L’étude présente en outre une courbe très intéressante : elle montre le facteur de charge simulé des éoliennes du parc en mer en fonction de la proportion du temps où il est atteint. Cette courbe est appelée monotone, car elle ne peut être que décroissante. Elle illustre bien l’effet de lissage de la production globale : cette dernière atteint moins fréquemment des capacités de charge élevées, mais montre bien plus fréquemment une puissance minimale plus élevée (courbe noire).
Le graphique nous montre que, selon cette étude, 95 % du temps, le parc produit plus de 20 % de sa puissance nominale. L’analyse montre en outre que le minimum de production garanti est de l’ordre de 5 % de la capacité installée (il s’agit de la valeur visible à 100 % du temps sur le graphique).
Dominique Grand a réalisé avec Marc Fontecave une étude du foisonnement éolien en France et en Europe, publiée dans les Comptes Rendus de l’Académie des Sciences. Cette étude évalue des scénarios comprenant une forte proportion d’énergie éolienne (jusqu’à 130 GW installés) et d’énergie solaire (jusqu’à 204 GW), dans l’objectif notamment d’évaluer les effets du foisonnement. L’étude montre que lors de périodes sans vent en hiver, longues d’une semaine approximativement, il n’y a pas assez d’énergie produite : « Le réseau risque de s’effondrer si les moyens ne sont pas à la hauteur du besoin de rééquilibrage. Du 1ᵉʳ au 26 janvier, ces moyens devraient apporter 19,7 TWh ».
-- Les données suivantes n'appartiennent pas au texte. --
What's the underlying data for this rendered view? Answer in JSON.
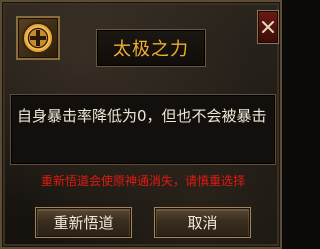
{
  "skill": {
    "icon": "taiji-plus-icon",
    "name": "太极之力",
    "description": "自身暴击率降低为0，但也不会被暴击"
  },
  "warning": "重新悟道会使原神通消失，请慎重选择",
  "buttons": {
    "confirm": "重新悟道",
    "cancel": "取消"
  },
  "colors": {
    "title": "#f0b030",
    "warning": "#e01a10",
    "text": "#ece8d8"
  }
}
Parmi ces moyens, les auteurs évaluent le foisonnement éolien à l’échelle européenne, c’est-à-dire la possibilité d’importer en France de l’énergie éolienne en provenance de nos voisins. « Notre étude démontre que lors de la période du 18 au 26 janvier 2020, particulièrement critique, les échanges avec d’autres pays sont bien insuffisants pour combler même partiellement le besoin de rééquilibrage. Pire, la France devrait être ensuite exportatrice vers les autres pays européens, à l’exception de l’Espagne, ce qui aggrave la pénurie, et rend difficile d’envisager de profiter de cette production pour charger des moyens de stockage ».
Une autre étude montre des résultats similaires en ce qui concerne l’Allemagne. Dans leur article de 2019 dans le journal VGB PowerTech, Thomas Linnemann et Guido Vallana présentent leur évaluation des données de production d’énergie éolienne en Allemagne et dans 17 pays voisins : « les analyses des séries chronologiques cumulées de puissance du parc éolien européen au cours des années 2015 et 2017, caractérisées par des vents forts, suggèrent une capacité garantie d’environ 5 % de la capacité nominale dans chaque cas pour le parc éolien européen. »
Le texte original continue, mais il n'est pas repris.